Making mapping accessible to all

A key outcome of this project was to develop a service mapping methodology that NHSX could follow in future projects.

We created a flexible structure, and captured our process as we went. We were mindful of the fact that this information would be used by designers and non-designers alike, so kept language clear and accessible for all.

First, we mapped components…

We began building a map which illustrated some of the interactions between components within UEC. By components, we mean the tools, platforms, products, databases, sub services etc. that make up the space.

This helped us to start to make sense of the system and to identify the gaps in our knowledge and speak to appropriate stakeholders, to address them.

..next, an influence map

From the discussions we had, we realised that what was missing was the representation of the actors in the system (e.g. who delivered what and where –  the roles of teams and organisations).

So we began developing an influence map. This  highlights how different parts of the system influence and impact one another. It allows users to see which organisations are involved in UEC and where.

This is useful when trying to understand how things like policy or commissioning function and impact the rest of the system.

Invaluable input from patients and operational staff

Many of our stakeholders had experience of different operational roles within UEC. This allowed us to explore a variety of areas in each session.

Given the complex nature of the Systems Map, it was important to retain the experience of patients within UEC, so we also included input from members of the Patient and Public Voice partners – patient representatives that work with the NHS.

The synthesis of these interviews was an ongoing process that informed our understanding of UEC, and continued into the final few weeks of the project. We spoke to subject matter experts to sense check and validate our work and build buy-in across the operational side of UEC as we worked.

Halfway through the project we led a co-design workshop with key stakeholders from the kick off session, to build understanding of maps as enablers of conversation. We also used this to explore the value of stories and anecdotes in creating empathy and building a clear understanding of the process across areas of potential ambiguity.

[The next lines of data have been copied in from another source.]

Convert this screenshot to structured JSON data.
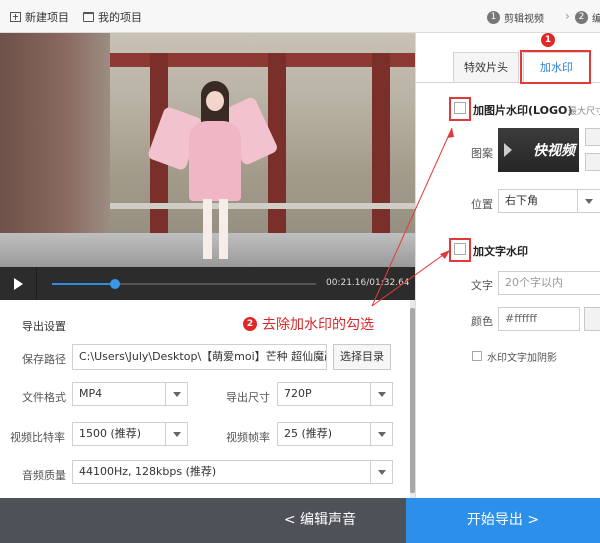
{
  "toolbar": {
    "new_project": "新建项目",
    "my_projects": "我的项目"
  },
  "steps": [
    {
      "num": "1",
      "label": "剪辑视频"
    },
    {
      "num": "2",
      "label": "编"
    }
  ],
  "player": {
    "timecode": "00:21.16/01:32.64",
    "progress": 0.24
  },
  "export": {
    "title": "导出设置",
    "save_path_label": "保存路径",
    "save_path_value": "C:\\Users\\July\\Desktop\\【萌爱moi】芒种 超仙魔改",
    "browse_button": "选择目录",
    "format_label": "文件格式",
    "format_value": "MP4",
    "size_label": "导出尺寸",
    "size_value": "720P",
    "bitrate_label": "视频比特率",
    "bitrate_value": "1500 (推荐)",
    "framerate_label": "视频帧率",
    "framerate_value": "25 (推荐)",
    "audio_label": "音频质量",
    "audio_value": "44100Hz, 128kbps (推荐)"
  },
  "right_panel": {
    "tab_effects": "特效片头",
    "tab_watermark": "加水印",
    "image_wm_title": "加图片水印(LOGO)",
    "image_wm_sub": "最大尺寸",
    "pattern_label": "图案",
    "logo_text": "快视频",
    "position_label": "位置",
    "position_value": "右下角",
    "text_wm_title": "加文字水印",
    "text_label": "文字",
    "text_placeholder": "20个字以内",
    "color_label": "颜色",
    "color_value": "#ffffff",
    "shadow_label": "水印文字加阴影"
  },
  "bottom": {
    "edit_audio": "< 编辑声音",
    "start_export": "开始导出 >"
  },
  "annotations": {
    "badge1": "1",
    "badge2": "2",
    "instruction": "去除加水印的勾选",
    "accent_color": "#e23a3a"
  }
}
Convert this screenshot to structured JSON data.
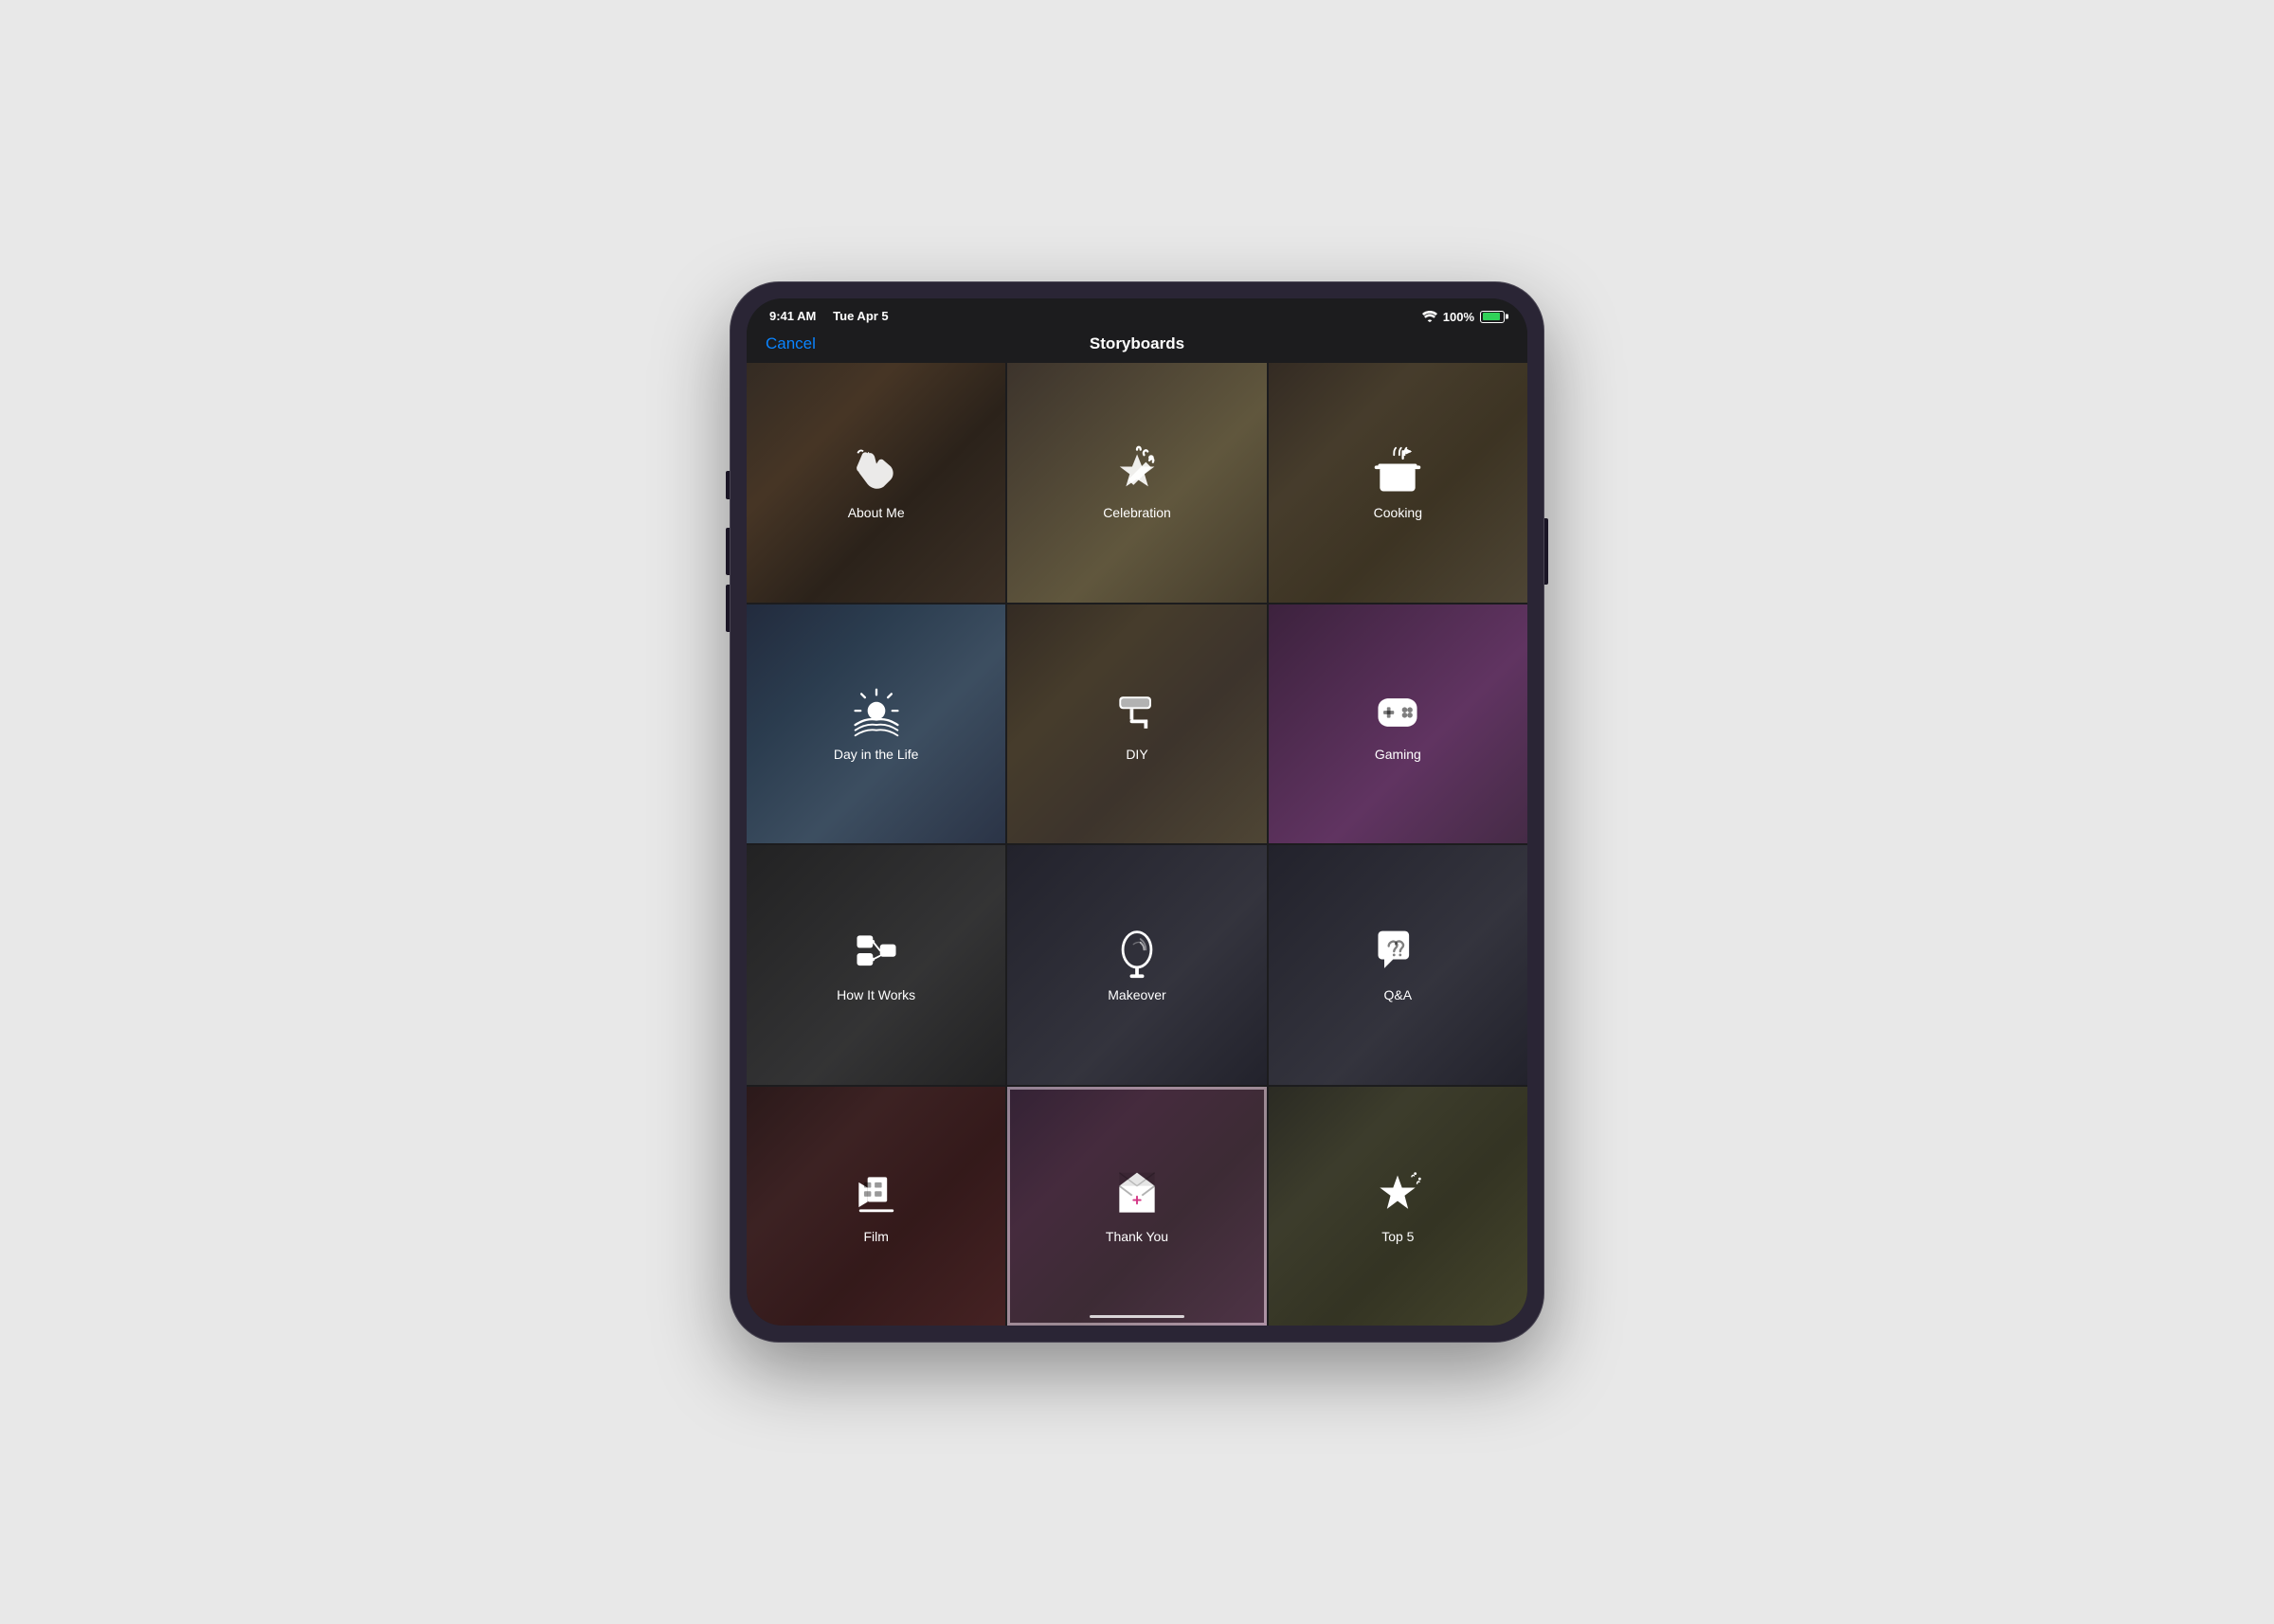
{
  "device": {
    "time": "9:41 AM",
    "date": "Tue Apr 5",
    "battery_pct": "100%",
    "wifi": true
  },
  "nav": {
    "cancel_label": "Cancel",
    "title": "Storyboards"
  },
  "grid": {
    "items": [
      {
        "id": "about-me",
        "label": "About Me",
        "icon": "wave",
        "bg_class": "bg-about-me",
        "selected": false
      },
      {
        "id": "celebration",
        "label": "Celebration",
        "icon": "party",
        "bg_class": "bg-celebration",
        "selected": false
      },
      {
        "id": "cooking",
        "label": "Cooking",
        "icon": "pot",
        "bg_class": "bg-cooking",
        "selected": false
      },
      {
        "id": "day-in-life",
        "label": "Day in the Life",
        "icon": "sunrise",
        "bg_class": "bg-day-in-life",
        "selected": false
      },
      {
        "id": "diy",
        "label": "DIY",
        "icon": "roller",
        "bg_class": "bg-diy",
        "selected": false
      },
      {
        "id": "gaming",
        "label": "Gaming",
        "icon": "gamepad",
        "bg_class": "bg-gaming",
        "selected": false
      },
      {
        "id": "how-it-works",
        "label": "How It Works",
        "icon": "workflow",
        "bg_class": "bg-how-it-works",
        "selected": false
      },
      {
        "id": "makeover",
        "label": "Makeover",
        "icon": "mirror",
        "bg_class": "bg-makeover",
        "selected": false
      },
      {
        "id": "qa",
        "label": "Q&A",
        "icon": "qa",
        "bg_class": "bg-qa",
        "selected": false
      },
      {
        "id": "film",
        "label": "Film",
        "icon": "film",
        "bg_class": "bg-film",
        "selected": false
      },
      {
        "id": "thank-you",
        "label": "Thank You",
        "icon": "letter",
        "bg_class": "bg-thank-you",
        "selected": true
      },
      {
        "id": "top5",
        "label": "Top 5",
        "icon": "star",
        "bg_class": "bg-top5",
        "selected": false
      }
    ]
  }
}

  • We learned that people saw value in the systems maps and example maps, but weren’t sure how to use them together.
  • We also realised we needed prompt questions that set a narrative in order to kick-start the right kinds of conversations

Using stories to enable conversations

We developed five use cases to accompany the system maps to provide a starting point for conversations. Each comes with a set of tools to host constructive discussions about how services currently operate within UEC, how people work across UEC, and what service ownership could look like in the future. Stakeholders work through the activities on the use cases to develop actionable insights from the maps and facilitate discussions around change.

Because system maps present lots of information, we created a suite of example stories which zoom into an area of the map to highlight a service ownership theme in context. Each story reveals a challenge or ‘misalignment’ in the UEC system which can be explored through the lens of service ownership. These stories are not ‘absolute truth’ – they’re intended to prompt conversation in line with the use cases.

Sharing what we learned to benefit future NHS teams’ work

This was the first of many mapping projects due to take place across the NHS so sharing our methodology for service mapping and how to use it was important for future work. We shared the notes we’d taken throughout, capturing our process, the risks we faced and the decisions we made and organised these into one journey, which can act as a guide to teams looking to run similar mapping activities.

We look forward to seeing NHS teams’ work develop and build on our work together in the important work of making the work the NHS does more efficient and effective in meeting user needs well.

If we don’t know what we are enabling ‘above’ us, we cannot effectively design our part, nor can we truly measure whether we are making a real difference to the service we’re enabling.”